According to the NRA, the president is a hypocritical elitist who is looking after his own children while not caring for the children of America. Have you seen the video: “NRA Stand and Fight – President Barack Obama… blah, blah, blah”?
I have to ask: Why such hostility?
The White House called the video repugnant. I call it appalling. Instead of rationally discussing the issue, the NRA has simply resorted to demagoguery (demagogue = a person, especially an orator or political leader, who gains power and popularity by arousing the emotions, passions, and prejudices of the people).
I have no personal vendetta against the NRA. Sportsmen, gun hobbyists, gun collectors, and gun lovers of all types have a right to meet collectively and to belong to organizations such as the NRA to promote the knowledge and skillful use of guns and gun ownership.
If you like guns, go for it. Have at it. Enjoy yourself. But why be so trigger happy, pointedly aiming and firing at anyone raising concerns, daring to suggest, for the sake of protecting our communities, that wiser and more measured and perhaps stricter safety-regulations, respecting the purchase and distribution of fire arms—especially military type assault weapons—need further consideration?
Does the NRA really believe that the second amendment to our United States Constitution is on the brink of being overthrown? If so, that’s simply irrational. There is no real and substantial threat to the second amendment. After all, it is the second amendment. First of all, the constitution cannot be changed so easily. Secondly, the right to bear arms is far too sacred in our American psyche, for it to be casually dropped, lost, or otherwise discarded.

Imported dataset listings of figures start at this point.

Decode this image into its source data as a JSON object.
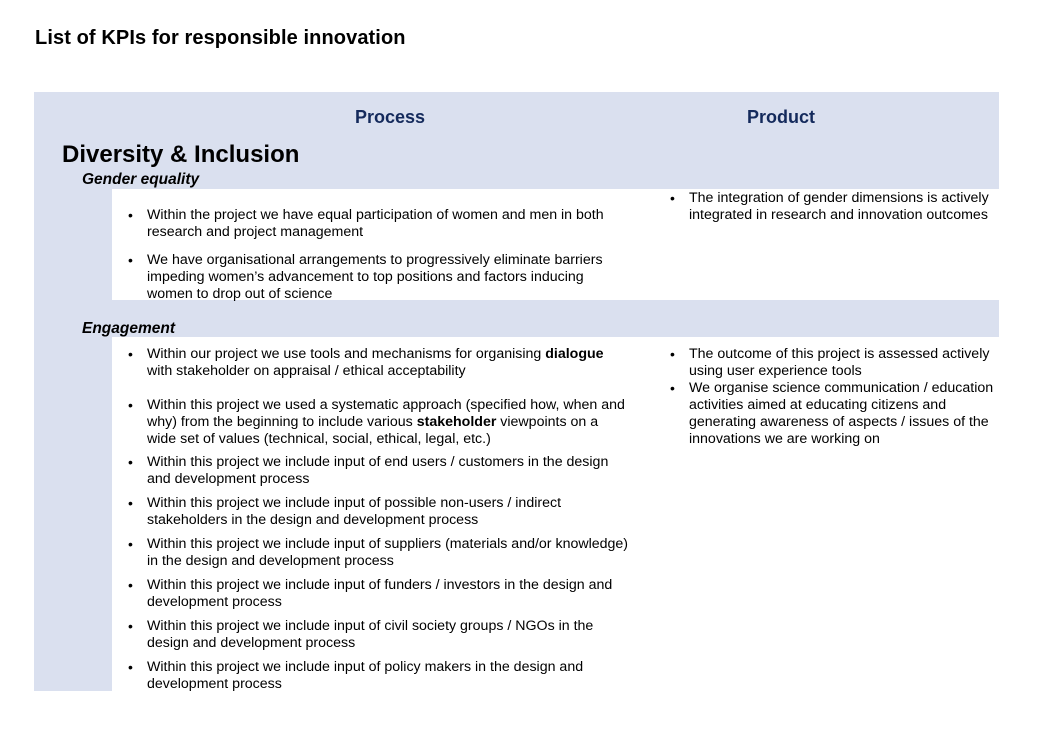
{
  "page_title": "List of KPIs for responsible innovation",
  "columns": {
    "process": "Process",
    "product": "Product"
  },
  "section": {
    "title": "Diversity & Inclusion"
  },
  "gender_equality": {
    "heading": "Gender equality",
    "process": [
      "Within the project we have equal participation of women and men in both research and project management",
      "We have organisational arrangements to progressively eliminate barriers impeding women’s advancement to top positions and factors inducing women to drop out of science"
    ],
    "product": [
      "The integration of gender dimensions is actively integrated in research and innovation outcomes"
    ]
  },
  "engagement": {
    "heading": "Engagement",
    "process": [
      {
        "before": "Within our project we use tools and mechanisms for organising ",
        "bold": "dialogue",
        "after": " with stakeholder on appraisal / ethical acceptability"
      },
      {
        "before": "Within this project we used a systematic approach (specified how, when and why) from the beginning to include various ",
        "bold": "stakeholder",
        "after": " viewpoints on a wide set of values (technical, social, ethical, legal, etc.)"
      },
      "Within this project we include input of end users / customers in the design and development process",
      "Within this project we include input of possible non-users / indirect stakeholders in the design and development process",
      "Within this project we include input of suppliers (materials and/or knowledge) in the design and development process",
      "Within this project we include input of funders / investors in the design and development process",
      "Within this project we include input of civil society groups / NGOs in the design and development process",
      "Within this project we include input of policy makers in the design and development process"
    ],
    "product": [
      "The outcome of this project is assessed actively using user experience tools",
      "We organise science communication / education activities aimed at educating citizens and generating awareness of aspects / issues of the innovations we are working on"
    ]
  },
  "colors": {
    "band": "#dae0ef",
    "column_heading": "#142a5c"
  }
}
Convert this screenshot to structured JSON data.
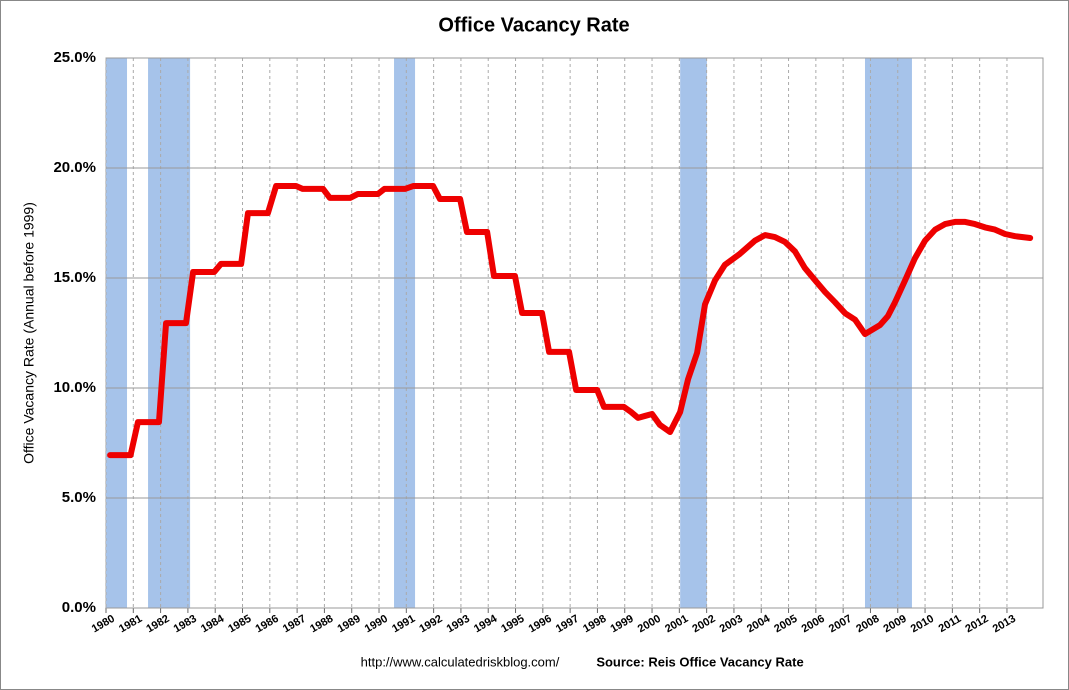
{
  "chart_data": {
    "type": "line",
    "title": "Office Vacancy Rate",
    "y_label": "Office Vacancy Rate (Annual before 1999)",
    "url": "http://www.calculatedriskblog.com/",
    "source": "Source: Reis Office Vacancy Rate",
    "color": "#ee0000",
    "recession_color": "#a6c3ea",
    "x": [
      1980.15,
      1980.9,
      1981.17,
      1981.94,
      1982.2,
      1982.93,
      1983.19,
      1983.96,
      1984.21,
      1984.95,
      1985.2,
      1985.93,
      1986.23,
      1986.96,
      1987.2,
      1987.95,
      1988.2,
      1988.94,
      1989.23,
      1989.96,
      1990.2,
      1990.95,
      1991.25,
      1991.98,
      1992.23,
      1992.97,
      1993.22,
      1993.96,
      1994.21,
      1994.98,
      1995.24,
      1995.97,
      1996.23,
      1996.96,
      1997.22,
      1997.99,
      1998.24,
      1998.97,
      1999.23,
      1999.49,
      1999.74,
      2000.0,
      2000.29,
      2000.66,
      2001.03,
      2001.32,
      2001.65,
      2001.94,
      2002.31,
      2002.67,
      2003.22,
      2003.77,
      2004.14,
      2004.5,
      2004.87,
      2005.24,
      2005.6,
      2005.97,
      2006.34,
      2006.7,
      2007.07,
      2007.44,
      2007.8,
      2008.35,
      2008.64,
      2008.9,
      2009.27,
      2009.63,
      2010.0,
      2010.37,
      2010.73,
      2011.1,
      2011.47,
      2011.83,
      2012.2,
      2012.56,
      2012.93,
      2013.3,
      2013.85
    ],
    "values": [
      6.95,
      6.95,
      8.45,
      8.45,
      12.95,
      12.95,
      15.27,
      15.27,
      15.64,
      15.64,
      17.95,
      17.95,
      19.18,
      19.18,
      19.05,
      19.05,
      18.64,
      18.64,
      18.82,
      18.82,
      19.05,
      19.05,
      19.18,
      19.18,
      18.59,
      18.59,
      17.09,
      17.09,
      15.09,
      15.09,
      13.41,
      13.41,
      11.64,
      11.64,
      9.91,
      9.91,
      9.14,
      9.14,
      8.91,
      8.64,
      8.73,
      8.82,
      8.32,
      8.0,
      8.91,
      10.4,
      11.6,
      13.8,
      14.9,
      15.6,
      16.1,
      16.7,
      16.95,
      16.86,
      16.64,
      16.2,
      15.45,
      14.9,
      14.36,
      13.9,
      13.4,
      13.1,
      12.45,
      12.86,
      13.27,
      13.9,
      14.9,
      15.9,
      16.7,
      17.2,
      17.45,
      17.55,
      17.55,
      17.45,
      17.3,
      17.2,
      17.0,
      16.9,
      16.82
    ],
    "recessions": [
      [
        1980.0,
        1980.77
      ],
      [
        1981.54,
        1983.08
      ],
      [
        1990.55,
        1991.32
      ],
      [
        2001.03,
        2002.01
      ],
      [
        2007.8,
        2009.52
      ]
    ],
    "xlim": [
      1980,
      2014.32
    ],
    "xticks": [
      1980,
      1981,
      1982,
      1983,
      1984,
      1985,
      1986,
      1987,
      1988,
      1989,
      1990,
      1991,
      1992,
      1993,
      1994,
      1995,
      1996,
      1997,
      1998,
      1999,
      2000,
      2001,
      2002,
      2003,
      2004,
      2005,
      2006,
      2007,
      2008,
      2009,
      2010,
      2011,
      2012,
      2013
    ],
    "ylim": [
      0,
      25
    ],
    "yticks": [
      {
        "value": 0,
        "label": "0.0%"
      },
      {
        "value": 5,
        "label": "5.0%"
      },
      {
        "value": 10,
        "label": "10.0%"
      },
      {
        "value": 15,
        "label": "15.0%"
      },
      {
        "value": 20,
        "label": "20.0%"
      },
      {
        "value": 25,
        "label": "25.0%"
      }
    ],
    "grid": true
  }
}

So why does the NRA feel so threatened in behalf of the second amendment? So much so, that it goes into hyper-reaction whenever any discussion about gun laws, gun control, and gun safety comes to the forefront in the American political scene.
The NRA has a proposal for making our communities safer. Their proposed solution: place armed security guards within our schools. But, instead of offering this idea as a talking point for further consideration by the general public—to discuss and decide on its own, whether or not it’s a good idea, bad idea, or an idea that needs improvement—they make it a battle cry, as if it’s the only proposal that all politicians and any solidly patriotic American should back.
I just don’t buy their idea. I personally think it’s a bad one. We are long past the days of gun-slinging cowboys walking around town with their gun holsters on their hips ready to draw and fire their six-shooters at the drop of a dime. I should think that, as a nation and a people, we have matured beyond that stage in our history.
That being said, should I therefore be targeted by the NRA as one of its enemies? I hope not. I’m not anti-NRA. I just disagree with their proposed solution and I wonder at their hyper-defensiveness. I simply don’t think that, what I would call, militarizing our schools with armed security, is the answer. I do not believe that such a policy would make our schools or communities any safer. That’s all.
Yet, I say this, wondering why the NRA feels so threatened by the likes of me or others who disagree with them? No one is talking about taking away all guns from all people and trashing the second amendment. So why is the NRA so reactionary, so extremist, and so unwilling to allow common sense, measured and balanced safety regulatory proposals to be placed on the table with respect to gun control? What are they so afraid of? After all, they’re the ones with the guns.